Naissance d’un hôpital
1991

Début mai 1980, Pierre Riboulet reçoit l'enveloppe des Hopitaux de Paris pour le concours d'architecture du futur hôpital Robert Debré. Il est l'un des six architectes, n'ayant jamais construits d'hôpitaux, sélectionnés afin de trouver des solutions nouvelles. Il a un délai de cinq mois, jusqu'au début novembre 1980, pour élaborer son projet. Le programme, immense, devra comporter 500 lits de pédiatrie, un service de chirurgie infantile, une maternité. L'ensemble sera constuit sur un terrain de 7000 m2 dont les deux principales caractéristique sont d'être en forte pente et en bordure du périphérique bruyant.

Le 10 mai 1980, Pierre Riboulet revient du périphérique bruyant avec l'idée que la ville se défend contre les forces obscures qui la travaillent. Il décide de prendre des notes pour garder trace de ces cinq mois où il devra tout dire avec quelques idées, quelques dessins, quelques maquette, une conviction personnelle... C'est à dire presque rien en face des élections, de la finance, des règlements.

Dès le 12 mai, se fait jour l'idée principale : une grande forme curviligne qui prend assise sur le relief, le prolongeant, en forme de conque à gradins qui tournera le dos au périphérique.

Le 13 mai, il imagine une entrée par le toit comme une promenade sur les toits de Paris. Les enfants y entreront depuis la rue, sans inquiétude, dans un endroit qui sera comme une autre rue avec beaucoup de chose à regarder. Il lit L'enfant et la mort de Ginette Rimbaud et se demande s'il pourra signifier le tragique dans l'espace. Pourra-t-il exprimer l'assurance des choses face à la mort ; un batiment solide refuge contre la mort ? Cette rue intérieure, il la voit déjà. Elle sera, non pas un édifice, mais un espace intérieur, une grande école, les enfants doivent en avoir la mémoire.

Le 3 juin : la maquette au millième avec la grande structure courbe est réalisée. Mais tourner le dos au bruit, c'est perdre une façade éclairante. Ainsi, le 6 juin décide-t-il d'un bâtiment écran, de nouvelles fortifications, beaucoup de surfaces pleines, massives, à combiner avec la pente du terrain.

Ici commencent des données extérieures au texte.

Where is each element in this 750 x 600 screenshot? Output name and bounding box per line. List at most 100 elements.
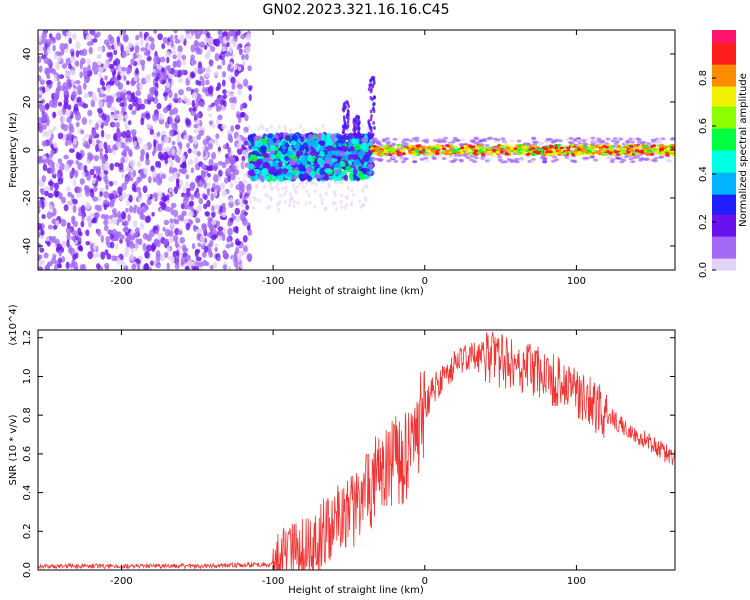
spectrogram-cell [72, 138, 78, 145]
spectrogram-cell [302, 160, 308, 166]
spectrogram-cell [562, 152, 567, 155]
spectrogram-cell [346, 195, 349, 200]
spectrogram-cell [185, 86, 192, 92]
spectrogram-cell [254, 168, 261, 175]
spectrogram-cell [87, 220, 92, 229]
spectrogram-cell [65, 30, 72, 39]
spectrogram-cell [230, 173, 236, 181]
spectrogram-cell [206, 106, 212, 112]
spectrogram-cell [108, 63, 115, 69]
spectrogram-cell [334, 169, 340, 174]
spectrogram-cell [97, 118, 103, 126]
spectrogram-cell [277, 124, 281, 129]
spectrogram-cell [45, 69, 50, 77]
spectrogram-cell [292, 199, 296, 204]
spectrogram-cell [63, 154, 69, 160]
spectrogram-cell [64, 163, 70, 172]
spectrogram-cell [123, 75, 127, 82]
spectrogram-cell [227, 227, 233, 236]
spectrogram-cell [211, 205, 215, 213]
spectrogram-cell [654, 141, 660, 145]
spectrogram-cell [42, 155, 48, 161]
spectrogram-cell [74, 252, 79, 259]
spectrogram-cell [107, 148, 113, 154]
spectrogram-cell [243, 186, 247, 191]
spectrogram-cell [206, 65, 211, 73]
spectrogram-cell [346, 124, 350, 128]
spectrogram-cell [136, 264, 141, 270]
spectrogram-cell [434, 151, 440, 155]
spectrogram-cell [587, 150, 592, 154]
spectrogram-y-tick-label: 0 [22, 147, 33, 153]
spectrogram-cell [247, 124, 251, 129]
spectrogram-cell [225, 42, 230, 48]
spectrogram-cell [197, 67, 204, 75]
spectrogram-cell [142, 185, 148, 194]
spectrogram-cell [396, 151, 402, 155]
spectrogram-cell [130, 79, 136, 87]
spectrogram-cell [145, 112, 151, 120]
spectrogram-cell [401, 152, 406, 156]
spectrogram-cell [55, 219, 60, 226]
spectrogram-cell [165, 81, 171, 89]
spectrogram-cell [131, 183, 136, 192]
spectrogram-cell [336, 175, 342, 182]
spectrogram-cell [190, 193, 195, 201]
spectrogram-cell [504, 152, 509, 156]
spectrogram-cell [156, 239, 161, 248]
chart-title: GN02.2023.321.16.16.C45 [263, 2, 450, 18]
spectrogram-cell [630, 149, 635, 152]
spectrogram-cell [263, 152, 270, 158]
spectrogram-cell [174, 122, 178, 128]
spectrogram-cell [121, 50, 127, 59]
spectrogram-cell [112, 60, 117, 67]
spectrogram-cell [39, 259, 45, 265]
spectrogram-cell [293, 187, 297, 192]
spectrogram-cell [217, 30, 223, 36]
spectrogram-cell [574, 153, 580, 157]
spectrogram-cell [220, 46, 227, 52]
spectrogram-cell [368, 122, 371, 127]
spectrogram-cell [135, 34, 140, 41]
spectrogram-cell [441, 157, 447, 160]
spectrogram-cell [248, 195, 252, 200]
spectrogram-cell [212, 174, 219, 183]
spectrogram-cell [137, 176, 143, 182]
spectrogram-cell [172, 130, 179, 136]
spectrogram-cell [654, 150, 660, 154]
spectrogram-cell [179, 179, 184, 187]
spectrogram-cell [50, 149, 55, 156]
spectrogram-cell [367, 131, 371, 136]
spectrogram-cell [68, 122, 74, 130]
spectrogram-cell [149, 128, 154, 136]
spectrogram-cell [120, 69, 126, 77]
spectrogram-cell [66, 222, 71, 229]
spectrogram-cell [215, 104, 220, 112]
spectrogram-cell [127, 213, 131, 222]
spectrogram-cell [217, 114, 223, 121]
spectrogram-cell [554, 138, 560, 142]
spectrogram-cell [38, 121, 43, 129]
spectrogram-cell [102, 95, 107, 101]
spectrogram-cell [132, 207, 137, 214]
spectrogram-cell [112, 113, 119, 120]
spectrogram-cell [415, 144, 421, 148]
spectrogram-cell [111, 228, 117, 236]
spectrogram-cell [227, 146, 232, 154]
spectrogram-cell [167, 65, 171, 74]
spectrogram-cell [313, 189, 317, 194]
spectrogram-cell [38, 231, 41, 238]
spectrogram-cell [208, 251, 214, 258]
spectrogram-cell [307, 193, 311, 198]
spectrogram-cell [349, 146, 355, 152]
spectrogram-cell [661, 152, 666, 156]
spectrogram-cell [192, 224, 197, 230]
spectrogram-cell [264, 127, 268, 132]
spectrogram-cell [191, 261, 196, 267]
spectrogram-cell [162, 226, 166, 232]
spectrogram-cell [57, 109, 63, 117]
spectrogram-cell [649, 153, 655, 156]
spectrogram-cell [222, 94, 228, 100]
spectrogram-cell [89, 168, 95, 176]
snr-y-tick-label: 1.2 [22, 330, 33, 346]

Le 9 juin, il commence à transcrire en dessin la maquette pour mesurer les surfaces disponibles, pour installer le programme où il constate l'intégration et autonomie des services. la rue galerie sera un filtre, "un gardien stérile". L"entrée au plus haut, sur le boulevard Serrurier donnera àccès à tout ce qui est le plus public. Au centre la, maternité espace courbe et calme. A l'ouest : la médecine et la chirurgie. Les laboratoires dans le bâtiment écran, un bâtiment technique entre les deux, plus à l'ouest, les urgences et les services généraux, plus bas encore, la morgue. Au centre, la psychiatrie sur les jardins. Pierre Riboulet écoute de la musique en travaillant et fait un parallèle avec l'architecture où il s'agit aussi que les formes vibrent.

Des problèmes restent à résoudre : une seule entrée est exigée mais comment différencier, servir les niveaux le garage, les urgences dès l'entrée.

Le 21 juin. Les volumes s'organisent avec quatre plateaux constructibles, les ascenceurs, escalier et gaines, les grands espaces avec des espaces emboités. L'architecte lutte avec le rêve et les symboles ; la forme sort des doigts ; l'image mentale formée dès les premiers jours est encore le moteur.

Le 2 juillet travail sur les trois niveaux du sous sol dont la forme provient du garage, aux dimensions des rayons de braquage des camions de pompier, des formes rondes arssurantes de : 14, mètres de rayon. Ces problèmes techniques sont créateurs de défis, les formes rondes sont un contrepoint musical à la grande courbe. Comment être compris du jury ?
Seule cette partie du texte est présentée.